Information was collected through a pretested and structured proforma for each patient.Clinical history was taken from either patient or his/her attender. While taking history importance was given regarding presence or absence of vomiting, headache and convulsions, past history of hypertension, diabetes, coronary artery disease, rheumatic heart disease, transient ischemic attack, collagen diseases, meningitis, tuberculosis, endocrine disorders and congenital disorders were taken. Personal history regarding dietary habits, smoking, alcohol consumption and tobacco chewing were noted. NIH Stroke Scale was assessed in all patients to assess the neurological disability and its prognosis. Detailed neurological examination was done based on proforma. All other systems like cardiovascular system, respiratory system, gastrointestinal system were examined in detail. Detailed investigations Complete blood count, ESR, Fasting Blood sugar, Serum electrolytes, Lipid profile, Chest X-Ray, Electrocardiography, Transthoracic echocardiography, HIV serology, Prothrombin time, INR,CRP level, CT Brain/MRI Brain was done in all patients.
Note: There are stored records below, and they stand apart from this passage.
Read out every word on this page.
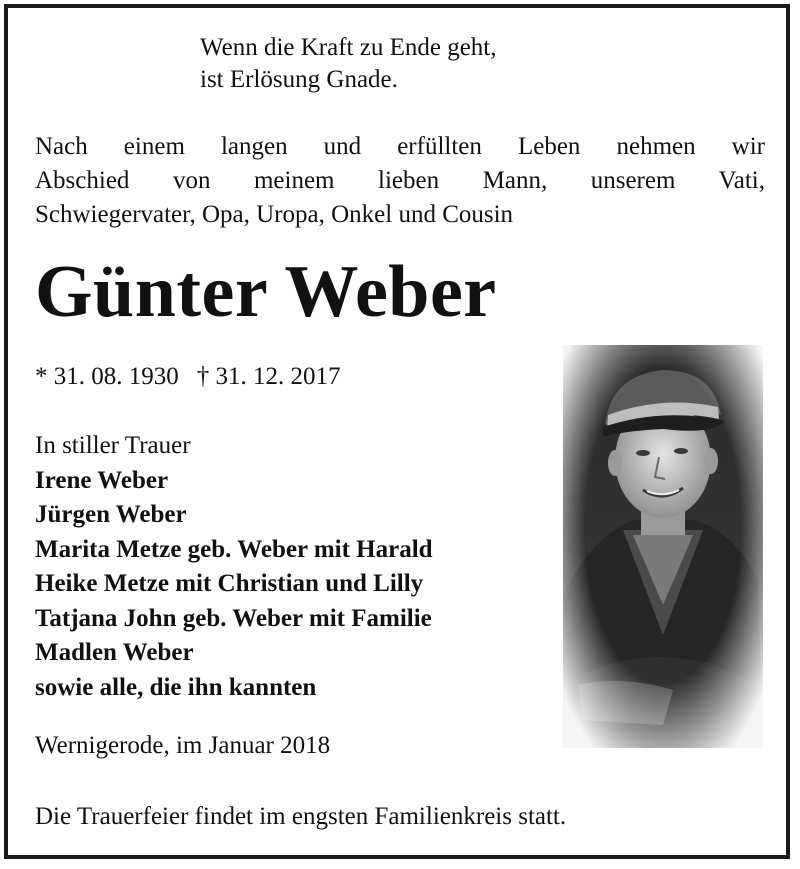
Wenn die Kraft zu Ende geht,
ist Erlösung Gnade.
Nach einem langen und erfüllten Leben nehmen wir
Abschied von meinem lieben Mann, unserem Vati,
Schwiegervater, Opa, Uropa, Onkel und Cousin
Günter Weber
* 31. 08. 1930 † 31. 12. 2017
In stiller Trauer
Irene Weber
Jürgen Weber
Marita Metze geb. Weber mit Harald
Heike Metze mit Christian und Lilly
Tatjana John geb. Weber mit Familie
Madlen Weber
sowie alle, die ihn kannten
Wernigerode, im Januar 2018
Die Trauerfeier findet im engsten Familienkreis statt.
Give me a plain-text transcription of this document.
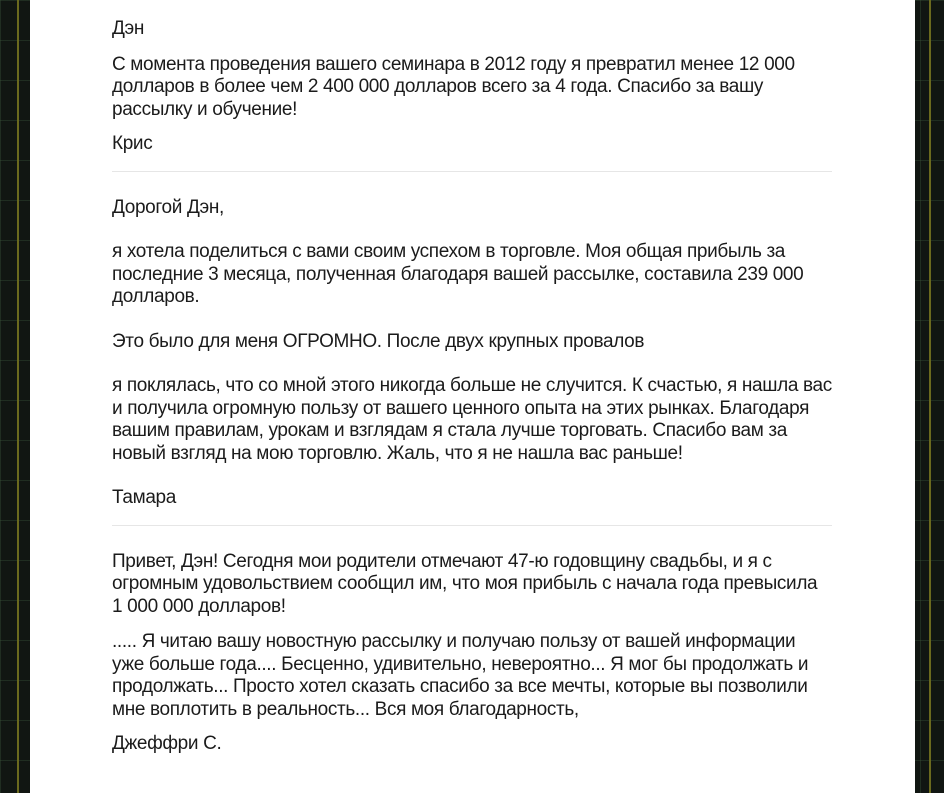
Дэн

С момента проведения вашего семинара в 2012 году я превратил менее 12 000 долларов в более чем 2 400 000 долларов всего за 4 года. Спасибо за вашу рассылку и обучение!

Крис

Дорогой Дэн,

я хотела поделиться с вами своим успехом в торговле. Моя общая прибыль за последние 3 месяца, полученная благодаря вашей рассылке, составила 239 000 долларов.

Это было для меня ОГРОМНО. После двух крупных провалов

я поклялась, что со мной этого никогда больше не случится. К счастью, я нашла вас и получила огромную пользу от вашего ценного опыта на этих рынках. Благодаря вашим правилам, урокам и взглядам я стала лучше торговать. Спасибо вам за новый взгляд на мою торговлю. Жаль, что я не нашла вас раньше!

Тамара

Привет, Дэн! Сегодня мои родители отмечают 47-ю годовщину свадьбы, и я с огромным удовольствием сообщил им, что моя прибыль с начала года превысила 1 000 000 долларов!

..... Я читаю вашу новостную рассылку и получаю пользу от вашей информации уже больше года.... Бесценно, удивительно, невероятно... Я мог бы продолжать и продолжать... Просто хотел сказать спасибо за все мечты, которые вы позволили мне воплотить в реальность... Вся моя благодарность,

Джеффри С.
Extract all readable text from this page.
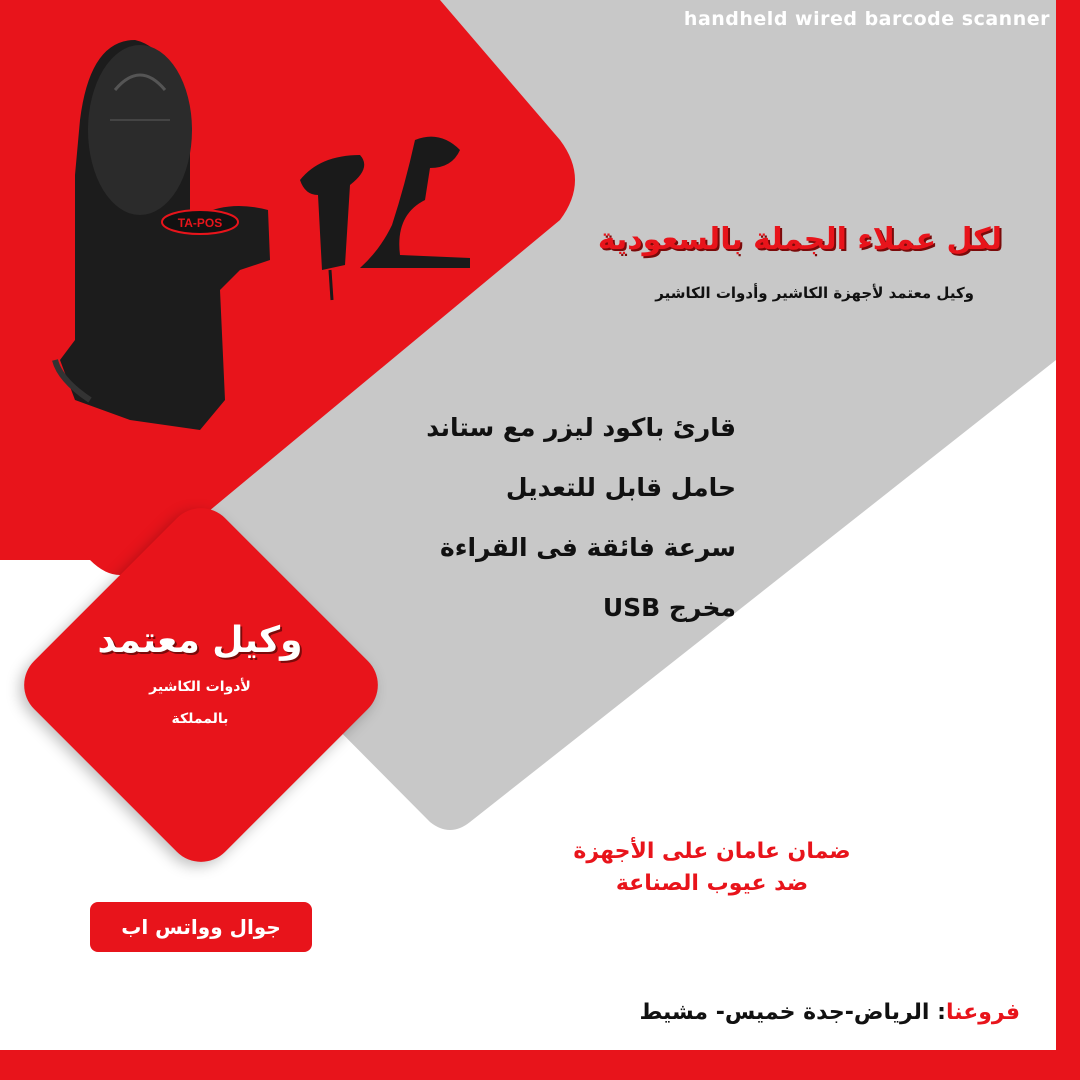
TA-POS
handheld wired barcode scanner
لكل عملاء الجملة بالسعودية
وكيل معتمد لأجهزة الكاشير وأدوات الكاشير
قارئ باكود ليزر مع ستاند
حامل قابل للتعديل
سرعة فائقة فى القراءة
مخرج USB
وكيل معتمد
لأدوات الكاشير
بالمملكة
ضمان عامان على الأجهزة
ضد عيوب الصناعة
جوال وواتس اب
فروعنا: الرياض-جدة خميس- مشيط
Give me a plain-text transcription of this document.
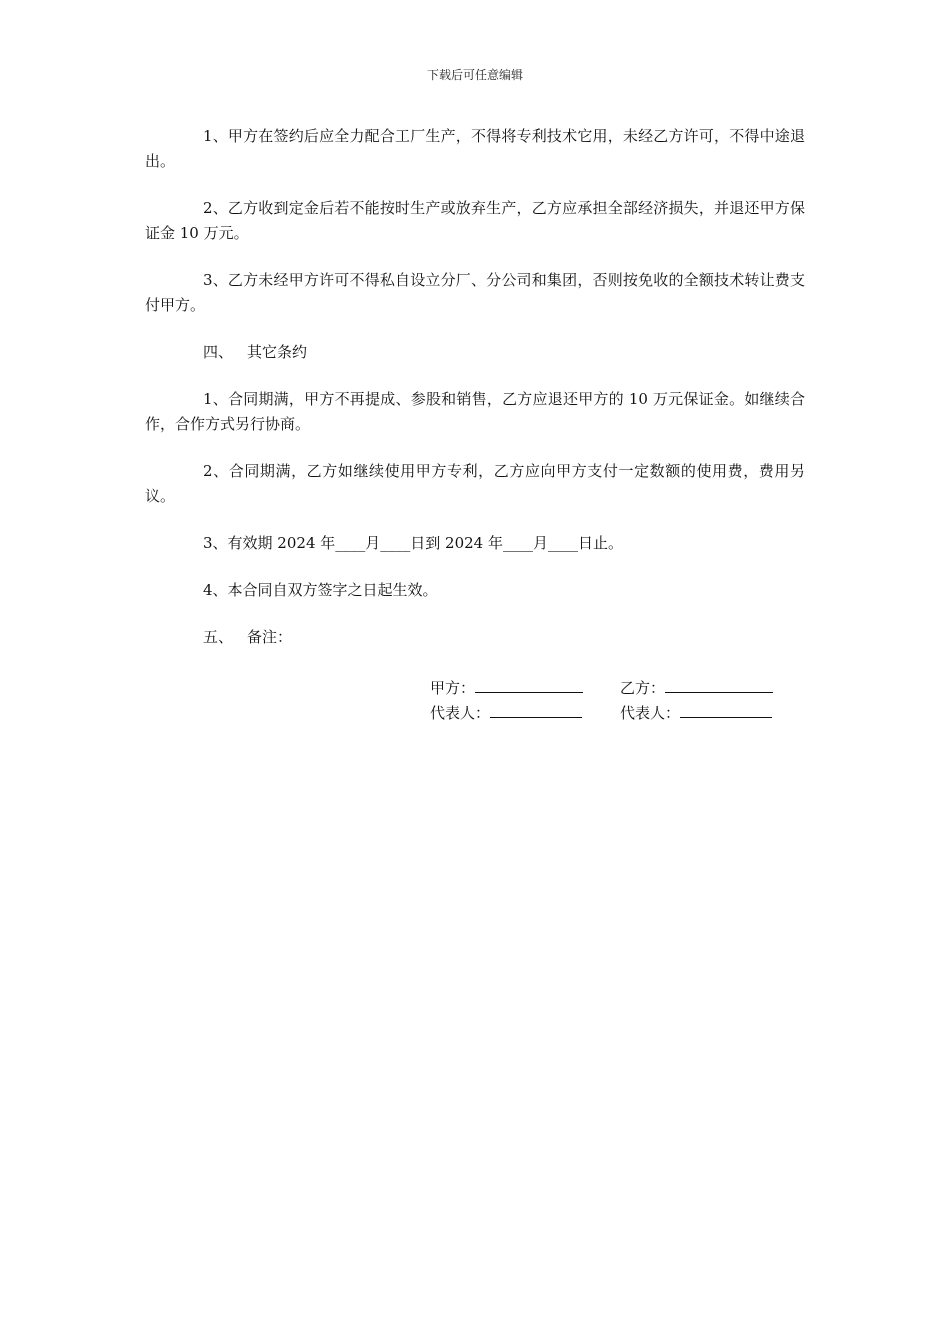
下载后可任意编辑

1、甲方在签约后应全力配合工厂生产，不得将专利技术它用，未经乙方许可，不得中途退出。

2、乙方收到定金后若不能按时生产或放弃生产，乙方应承担全部经济损失，并退还甲方保证金 10 万元。

3、乙方未经甲方许可不得私自设立分厂、分公司和集团，否则按免收的全额技术转让费支付甲方。

四、 其它条约

1、合同期满，甲方不再提成、参股和销售，乙方应退还甲方的 10 万元保证金。如继续合作，合作方式另行协商。

2、合同期满，乙方如继续使用甲方专利，乙方应向甲方支付一定数额的使用费，费用另议。

3、有效期 2024 年____月____日到 2024 年____月____日止。

4、本合同自双方签字之日起生效。

五、 备注：

甲方：	乙方：
代表人：	代表人：
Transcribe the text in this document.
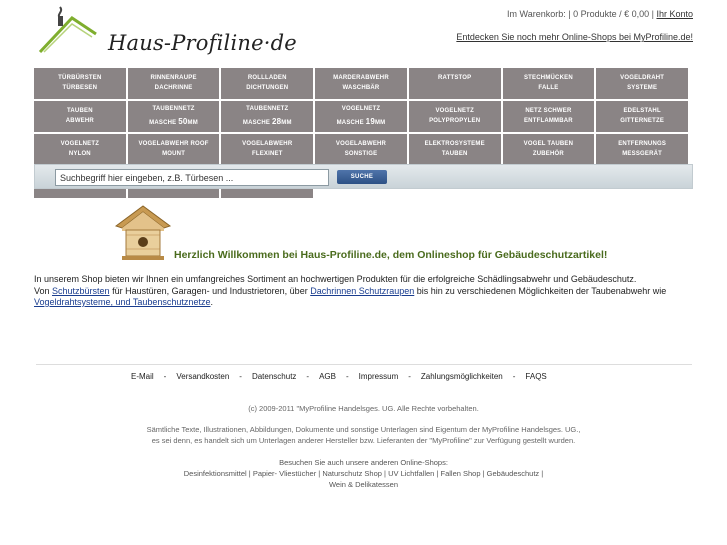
Haus-Profiline·de
Im Warenkorb: | 0 Produkte / € 0,00 | Ihr Konto
Entdecken Sie noch mehr Online-Shops bei MyProfiline.de!
TÜRBÜRSTEN
TÜRBESEN
RINNENRAUPE
DACHRINNE
ROLLLADEN
DICHTUNGEN
MARDERABWEHR
WASCHBÄR
RATTSTOP	STECHMÜCKEN
FALLE
VOGELDRAHT
SYSTEME
TAUBEN
ABWEHR
TAUBENNETZ
MASCHE 50MM
TAUBENNETZ
MASCHE 28MM
VOGELNETZ
MASCHE 19MM
VOGELNETZ
POLYPROPYLEN
NETZ SCHWER
ENTFLAMMBAR
EDELSTAHL
GITTERNETZE
VOGELNETZ
NYLON
VOGELABWEHR ROOF
MOUNT
VOGELABWEHR
FLEXINET
VOGELABWEHR
SONSTIGE
ELEKTROSYSTEME
TAUBEN
VOGEL TAUBEN
ZUBEHÖR
ENTFERNUNGS
MESSGERÄT
Suchbegriff hier eingeben, z.B. Türbesen ...
SUCHE
Herzlich Willkommen bei Haus-Profiline.de, dem Onlineshop für Gebäudeschutzartikel!
In unserem Shop bieten wir Ihnen ein umfangreiches Sortiment an hochwertigen Produkten für die erfolgreiche Schädlingsabwehr und Gebäudeschutz.
Von Schutzbürsten für Haustüren, Garagen- und Industrietoren, über Dachrinnen Schutzraupen bis hin zu verschiedenen Möglichkeiten der Taubenabwehr wie Vogeldrahtsysteme, und Taubenschutznetze.
E-Mail - Versandkosten - Datenschutz - AGB - Impressum - Zahlungsmöglichkeiten - FAQS
(c) 2009-2011 "MyProfiline Handelsges. UG. Alle Rechte vorbehalten.
Sämtliche Texte, Illustrationen, Abbildungen, Dokumente und sonstige Unterlagen sind Eigentum der MyProfiline Handelsges. UG.,
es sei denn, es handelt sich um Unterlagen anderer Hersteller bzw. Lieferanten der "MyProfiline" zur Verfügung gestellt wurden.
Besuchen Sie auch unsere anderen Online-Shops:
Desinfektionsmittel | Papier- Vliestücher | Naturschutz Shop | UV Lichtfallen | Fallen Shop | Gebäudeschutz |
Wein & Delikatessen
ANA Profile, Homocystiene level, antiphospholipid antibody, were done when clinically required.

              

RESULTS

Table 1: Distribution based on alcohol use

Alcohol use	Number	Percentage
Yes	21	29.6
No	50	70.4
Total	71	100

Table 1 shows number of patients who are alcoholic among study group. Among 71 patients only 21 patients are alcoholic constituting 29.6% and 50 are non-alcoholic constituting 70.4%.

 

Table 2: Distribution based on smoking

Table 2 shows number of patients who are smokers, among 71 patients 20 patients are smokers constituting 28.2% of study group and 51 are non-smokers constituting 71.8%.

 

Table 3: Distribution based on Both smoking and Alcohol

Table 3 shows number of patients who had a habit of taking both alcohol and smoking, among 71 patients 11 had habit of taking both alcohol and smoking and 60 patients had no habit.

 

Table 4: Distribution based on Hypertension status

Table 4 shows distribution of patients based on presence or absence of hypertension. Among 71 patients 30 patients had past history of hypertension constituting 42.3% and 41 patients had no past history of hypertension constituting 57.7%.

 

Table 5: Distribution based on Diabetes status

Table 5 shows distribution of patients based on the presence or absence of diabetes mellitus in the past, among 71 patients of study group only 14 patients had a past history of diabetes mellitus constituting 20% and 57 patient had no past history of diabetes mellitus constituting 80%.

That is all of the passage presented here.